In vervolg op de zitting van 10 december 2018 heeft de burgemeester nogmaals een nadere motivering van zijn verzoek om beperking van de kennisneming ingezonden. Hierin heeft hij zijn standpunt dat aanleiding bestaat zijn verzoek in te willigen omdat anders afbreuk zou worden gedaan aan de uitkomst van de Wob-procedure gehandhaafd en nader toegelicht. Daarnaast heeft hij betoogd dat gewichtige redenen bestaan die beperking van de kennisneming rechtvaardigen. Hiertoe voert hij aan dat de stukken bedrijfsgegevens bevatten waaruit wetenswaardigheden kunnen worden afgeleid met betrekking tot de technische bedrijfsvoering of het productieproces dan wel met betrekking tot de afzet van producten of de kring van afnemers en leveranciers. De marktstrategie van de betrokken bedrijven kan uit deze informatie worden afgeleid. Het gaat om concurrentiegevoelige informatie waarvan bekendmaking onevenredig benadelend zou zijn voor betrokkenen, aldus de burgemeester.

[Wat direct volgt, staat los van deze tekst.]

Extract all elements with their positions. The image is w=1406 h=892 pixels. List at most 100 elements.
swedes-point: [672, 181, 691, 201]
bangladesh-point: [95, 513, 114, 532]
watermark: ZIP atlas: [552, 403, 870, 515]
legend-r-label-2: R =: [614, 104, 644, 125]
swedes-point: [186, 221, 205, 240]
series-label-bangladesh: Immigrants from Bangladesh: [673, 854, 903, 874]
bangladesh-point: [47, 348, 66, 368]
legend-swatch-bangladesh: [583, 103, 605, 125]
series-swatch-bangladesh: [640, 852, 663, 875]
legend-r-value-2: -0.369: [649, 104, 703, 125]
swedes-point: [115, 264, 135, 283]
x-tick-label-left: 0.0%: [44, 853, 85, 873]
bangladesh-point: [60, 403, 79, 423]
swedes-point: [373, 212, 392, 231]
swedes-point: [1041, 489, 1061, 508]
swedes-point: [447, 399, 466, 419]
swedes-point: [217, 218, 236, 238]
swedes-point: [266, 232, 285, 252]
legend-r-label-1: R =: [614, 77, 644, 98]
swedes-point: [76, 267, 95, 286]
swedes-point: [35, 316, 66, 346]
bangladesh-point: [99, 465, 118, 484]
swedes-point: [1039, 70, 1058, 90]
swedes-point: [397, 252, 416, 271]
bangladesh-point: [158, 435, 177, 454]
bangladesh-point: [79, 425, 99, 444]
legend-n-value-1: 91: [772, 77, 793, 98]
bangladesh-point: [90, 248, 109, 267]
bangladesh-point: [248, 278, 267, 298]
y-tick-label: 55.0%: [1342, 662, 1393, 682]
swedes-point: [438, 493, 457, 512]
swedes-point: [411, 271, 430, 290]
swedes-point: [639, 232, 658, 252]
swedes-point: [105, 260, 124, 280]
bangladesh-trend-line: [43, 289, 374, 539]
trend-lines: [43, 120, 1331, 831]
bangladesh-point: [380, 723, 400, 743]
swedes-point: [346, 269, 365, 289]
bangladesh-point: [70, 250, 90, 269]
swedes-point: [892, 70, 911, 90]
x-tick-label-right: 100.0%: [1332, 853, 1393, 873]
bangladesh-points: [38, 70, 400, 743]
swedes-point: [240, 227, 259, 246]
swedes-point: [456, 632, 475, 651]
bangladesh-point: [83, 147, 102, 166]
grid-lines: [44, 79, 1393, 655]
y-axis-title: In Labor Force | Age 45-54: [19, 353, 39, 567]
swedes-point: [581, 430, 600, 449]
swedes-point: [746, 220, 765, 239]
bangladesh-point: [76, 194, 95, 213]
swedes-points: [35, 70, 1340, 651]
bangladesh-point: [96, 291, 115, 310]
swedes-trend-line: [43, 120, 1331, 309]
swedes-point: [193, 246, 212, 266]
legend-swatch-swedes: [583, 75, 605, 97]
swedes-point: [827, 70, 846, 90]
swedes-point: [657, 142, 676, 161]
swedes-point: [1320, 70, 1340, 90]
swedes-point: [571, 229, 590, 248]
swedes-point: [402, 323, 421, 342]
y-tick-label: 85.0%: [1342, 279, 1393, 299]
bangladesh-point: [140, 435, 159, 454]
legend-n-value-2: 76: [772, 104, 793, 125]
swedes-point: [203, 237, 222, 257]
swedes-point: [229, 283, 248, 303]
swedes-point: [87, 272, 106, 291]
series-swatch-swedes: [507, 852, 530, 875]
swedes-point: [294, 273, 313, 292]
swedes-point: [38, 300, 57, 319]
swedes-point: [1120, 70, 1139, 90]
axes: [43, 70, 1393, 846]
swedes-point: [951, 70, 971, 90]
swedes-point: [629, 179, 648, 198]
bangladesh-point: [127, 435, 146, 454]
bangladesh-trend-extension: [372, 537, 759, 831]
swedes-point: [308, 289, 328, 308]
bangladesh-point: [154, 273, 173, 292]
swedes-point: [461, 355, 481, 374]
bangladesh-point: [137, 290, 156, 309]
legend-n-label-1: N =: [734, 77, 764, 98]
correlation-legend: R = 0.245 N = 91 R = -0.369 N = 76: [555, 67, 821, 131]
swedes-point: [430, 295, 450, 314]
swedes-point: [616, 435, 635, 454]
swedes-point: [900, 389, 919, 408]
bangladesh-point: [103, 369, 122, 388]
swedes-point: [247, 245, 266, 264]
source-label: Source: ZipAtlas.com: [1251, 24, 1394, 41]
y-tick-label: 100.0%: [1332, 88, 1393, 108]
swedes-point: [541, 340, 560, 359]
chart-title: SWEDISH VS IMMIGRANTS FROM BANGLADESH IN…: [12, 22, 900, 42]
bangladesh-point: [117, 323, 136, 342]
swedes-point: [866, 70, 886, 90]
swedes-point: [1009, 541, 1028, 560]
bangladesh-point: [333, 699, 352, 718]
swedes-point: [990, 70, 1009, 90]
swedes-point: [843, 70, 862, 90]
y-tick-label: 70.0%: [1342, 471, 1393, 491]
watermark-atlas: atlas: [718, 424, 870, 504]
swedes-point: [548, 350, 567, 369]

4.    Met zijn verwijzing naar de Wob-procedure en de uitspraak van de rechtbank in die procedure heeft de burgemeester in onvoldoende mate gemotiveerd waarom beperking van de kennisneming gerechtvaardigd is. Zoals de Afdeling eerder heeft overwogen in haar geheimhoudingsbeslissing van 25 september 2018, ECLI:NL:RVS:2018:3142, spelen de weigeringsgronden uit de Wob weliswaar een rol in die zin dat, indien geen weigeringsgrond aanwezig is, evenmin grond bestaat een verzoek om beperking van de kennisneming in te willigen (vergelijk artikel 8:29, tweede lid, van de Awb), maar betekent dit niet dat de omstandigheid dat aanleiding bestond om een verzoek om openbaarmaking van de stukken voor een ieder af te wijzen, zonder meer meebrengt dat een verzoek om beperking van de kennisneming moet worden gehonoreerd. Dat in dit geval de rechtbank al uitspraak heeft gedaan in de Wob-procedure maakt dit niet anders. De Afdeling is bij haar beslissing op een verzoek om beperking van de kennisneming in het kader van een procedure over de verlening van een vergunning voor de exploitatie van een speelautomatenhal niet gebonden aan de uitspraak van de rechtbank in een Wob-procedure. Ook voor het overige geeft hetgeen de burgemeester heeft aangevoerd geen aanleiding thans anders te oordelen dan in de beslissing van 25 september 2018. Voor de toepassing van artikel 8:29 van de Awb is een afzonderlijke toets vereist of gewichtige redenen als bedoeld in dit artikel aanwezig zijn. Daarbij speelt het belang van partijen bij kennisneming van processtukken, mede in het licht van het fair trial-beginsel, anders dan bij de Wob waar het belang van openbaarmaking wordt voorondersteld, een rol.

5.    De Afdeling heeft kennis genomen van de door de burgemeester overgelegde aanvragen met bijlagen en heeft daarbij vastgesteld dat deze stukken, voor zover zij nog niet openbaar zijn gemaakt, vertrouwelijke bedrijfsgegevens, waaronder hun marktstrategie, betreffen. Zij acht aannemelijk dat bekendmaking van deze stukken aan de andere partijen kan leiden tot onevenredige benadeling van de betrokken aanvragers en bevoordeling van hun concurrenten.

6.    Naar het oordeel van de Afdeling weegt het belang van voorkoming van deze onevenredige benadeling of bevoordeling in dit geval zwaarder dan het belang dat partijen kennis nemen van die stukken.

7.    De Afdeling acht daarom het verzoek tot beperkte kennisneming van de aanvragen met bijlagen, voor zover deze nog niet openbaar zijn gemaakt, gerechtvaardigd.

Beslissing

De Afdeling bestuursrechtspraak van de Raad van State:

wijst het verzoek toe.

Aldus vastgesteld door mr. E.J. Daalder, lid van de enkelvoudige geheimhoudingskamer, in tegenwoordigheid van mr. P. Klein, griffier.